Написанное выше напоминает, разумеется, английский анекдот о госте — выйдя от хозяев, уже на лестнице, он нашел остроумные ответы на вопросы, которые задавали ему за ужином. Не нужно большой мудрости, чтобы через ряд веков понять что к чему. Современникам же Виларда, их детям, внукам собор — и в чертежах и в натуре — казался безупречным до последней мельчайшей черточки. Они и не думали, что в нашем мире возможно подобное видимое совершенство. Оно возвышало их души до ощущения бессмертия.
Особый восторг вызвал замысел Виларда — об этом повествуют несколько горделиво наивных пометок самого архитектора — у духовного пастыря города епископа Сванга, чувствовавшего себя полновластным наместником бога. Этот епископ умер ста пяти лет от роду. Он был единственным человеком, который участвовал в закладке собора и увидел его завершенным.
Гёте называл архитектуру застывшей музыкой; готический собор можно назвать и застывшим временем. Рожденное подвижническим трудом поколений — одно, второе, третье… — сооружение поднимается по этим живым ступеням, вобрав десятилетия и века в серые мощные плоскости, обширные, как ряды человеческих жизней…
Кажется, Время стоит. А мы идем мимо.
Сейчас мне нужно вернуться к епископу Свангу, которого за долголетие при жизни называли бессмертным. Мы читали о нем во многих манускриптах задолго до находки альбома Виларда. В воспоминаниях современников — а жизни епископа достало на добрых три поколения — резко обрисовывались существенные черты его характера и мировоззрения. Сванг был человеком философски образованным, собрал уникальную библиотеку, уже полуслепой перечитывал Аристотеля, Блаженного Августина, Фому Аквинского. Он размышлял о боге, человеческой душе и, видимо, искренне хотел понять и бога, и человеческую душу, и мир, который в течение его нескончаемой жизни менялся едва уловимо и тревожно.
Были у него и странности, не свойственные большинству епископов. Он любил и умел тонко ценить мастерство ремесленников, радовался разнообразию этих кубков, ларей, шкатулок, копилок, замков, подсвечников, каждый из которых был единственным, как человеческое лицо, притом нес в себе не только индивидуальность мастера, но тот или иной душевный настрой, особенность минуты, когда это создавалось. И действительно, в ту эпоху любое изделие дышало и радовало чудесной оригинальностью. Даже меч палача, если, разумеется, абстрагироваться от его чисто утилитарного назначения. (Мы видели этот меч с чудесной резной рукоятью в местном музее; на лезвии его вырезана отчетливая формула, видимо одобренная, а может быть, и сочиненная самим епископом: «Каждое утро, опускаясь, я поднимаю в небо человеческую душу».)
Пожалуй, самой существенной чертой Сванга было его сурово-возвышенное отношение к эпохе, в которую ему довелось жить, мыслить и строить соборы.
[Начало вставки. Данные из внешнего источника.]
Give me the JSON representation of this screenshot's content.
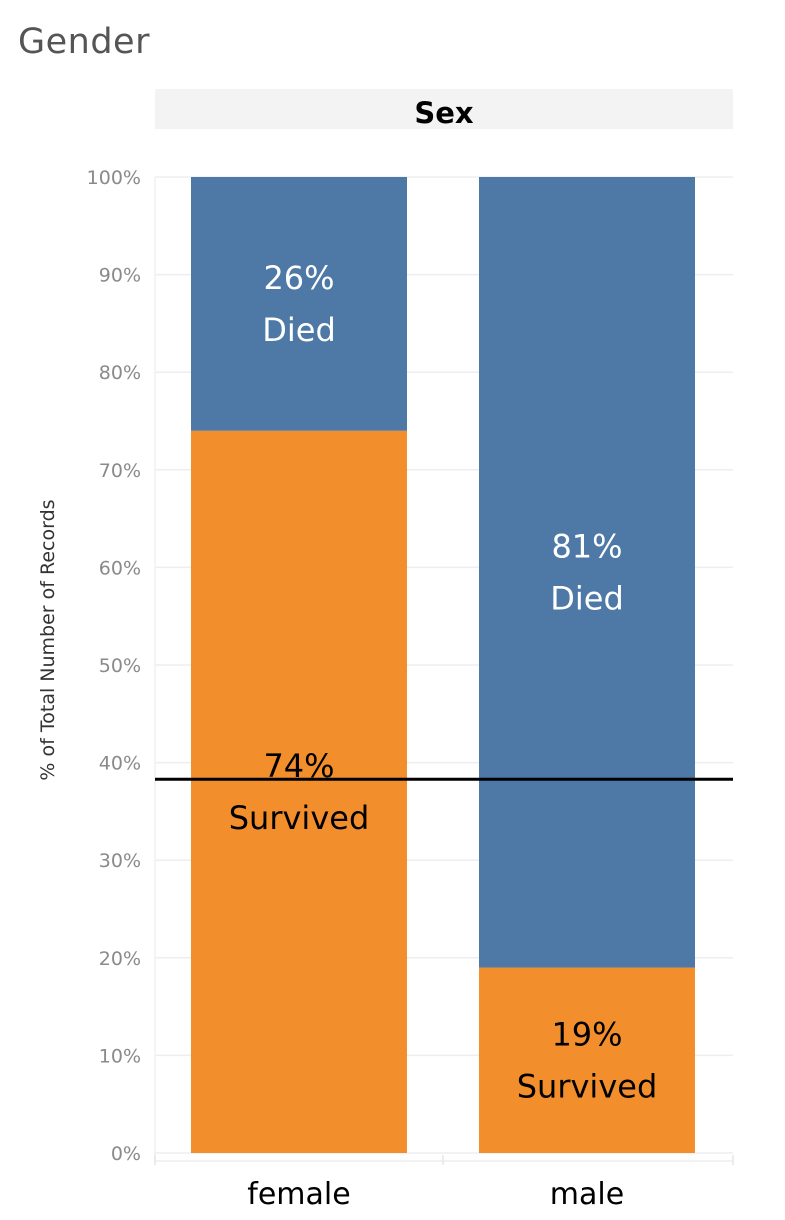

В одном из сохранившихся писем ученого-богослова, беседовавшего в течение часа с епископом и излагавшего потом его мысли, повторялось не раз, что «человек и время достигли зрелости и глубины».
Да, чуть не забыл, любопытный штрих: любил он искусство жонглеров, их песни, забавы и фокусы, Чем и умилял многих добродушных современников.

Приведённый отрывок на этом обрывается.